There are other, unconfirmed reports of similarly sized hail found. For example, Ponca City, Oklahoma is reported to have been hit by up to 8 inches (20 cm) hailstones on April 17th, 1935.



Aurora, Nebraska – June 22nd, 2003


An 18.75 inches (47.6 cm) circumference hailstone was recorded on June 22nd, 2003 on a severe thunderstorm that hit Aurora, Nebraska, United States. The hailstone was 7.0 inches (17.8 cm) in diameter, but no weight was officially recorded as the hailstone partially broke off as it hit the roof of a house.

It is noteworthy, that the hail that hit Hamilton County (including Aurora) produced impact pits on the ground up to 14.1 inches (36 cm) across.

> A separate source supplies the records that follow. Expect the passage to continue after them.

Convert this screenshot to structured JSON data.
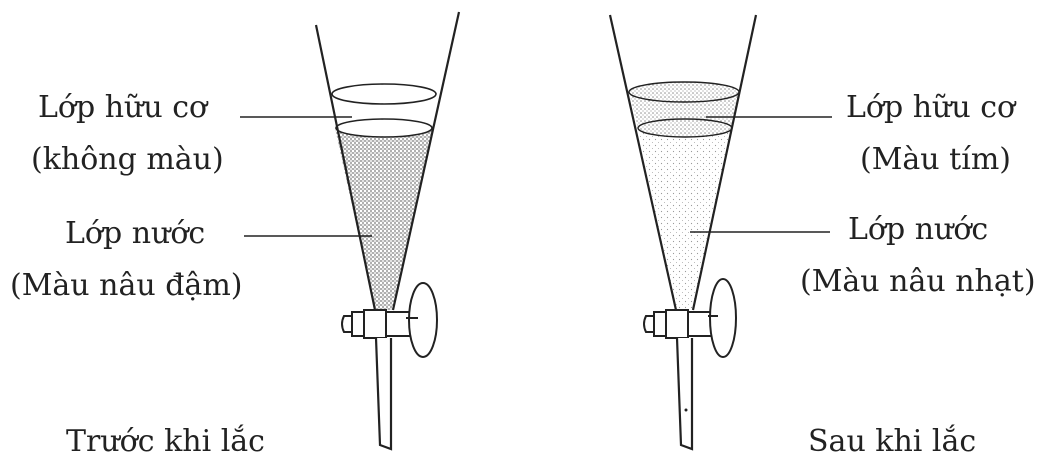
{
  "before": {
    "organic_layer_label": "Lớp hữu cơ",
    "organic_layer_color": "(không màu)",
    "water_layer_label": "Lớp nước",
    "water_layer_color": "(Màu nâu đậm)",
    "caption": "Trước khi lắc"
  },
  "after": {
    "organic_layer_label": "Lớp hữu cơ",
    "organic_layer_color": "(Màu tím)",
    "water_layer_label": "Lớp nước",
    "water_layer_color": "(Màu nâu nhạt)",
    "caption": "Sau khi lắc"
  },
  "colors": {
    "line": "#222222",
    "dark_brown_water": "#9a9a9a",
    "light_brown_water": "#d2d2d2",
    "purple_organic": "#b9b9b9"
  }
}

NWS Hastings staff measuring the diameter and circumference of the Aurora, Nebraska hailstone. Photo by NWS Hastings

In Europe, the largest reported hailstone diameters in recent years are 15 cm on June 20th, 2016 in Sânandrei, western Romania, and 14.1 cm on August 6th, 2013 in Undingen in southwestern Germany. 14 cm hailstones were also reported in Stari Trg ob Kolpi, Slovenia on June 11th, 2019.

This year, one giant hail event was also reported in Slovenia, the city of Domzale was hit by 10+ cm hailstones: Destructive hailstorm in central Slovenia, July 29th – the first 10+ cm *giant* hail event in Europe this summer.



Gopalganj district, Bangladesh – April 14th, 1986


The heaviest hailstone that has been authenticated by official authorities fell during a severe hailstorm in the Gopalganj district of Bangladesh on April 14th, 1986. It weighed in at 2.25 pounds (1.0 kg).

The intense hailstorm killed 92 people.

In Europe, the record is held by a large, 2.1 pounds (0.97 kg) hailstone that fell in Strasbourg, France on August 11, 1958 – unfortunately, no dimensions were recorded.



Seldon, Kansas – June 3rd, 1959


A persistent, virtually stationary hailstorm hit Seldon, Kansas on June 3, 1959. It produced a blanket of hail up to 18 inches (45 cm) thick over an area of (54 sq miles) 140 square kilometers.

Aerial view of the thick blanket of hail over Seldon, Kansas. Photo by Norton Telegram, Norton, Kansas.


Moradabad & Beheri districts, India – April 22nd, 1888


April 22, 1888, Moradabad & Beheri districts, India is the deadliest hailstorm in recorded modern history, with 246 fatalities.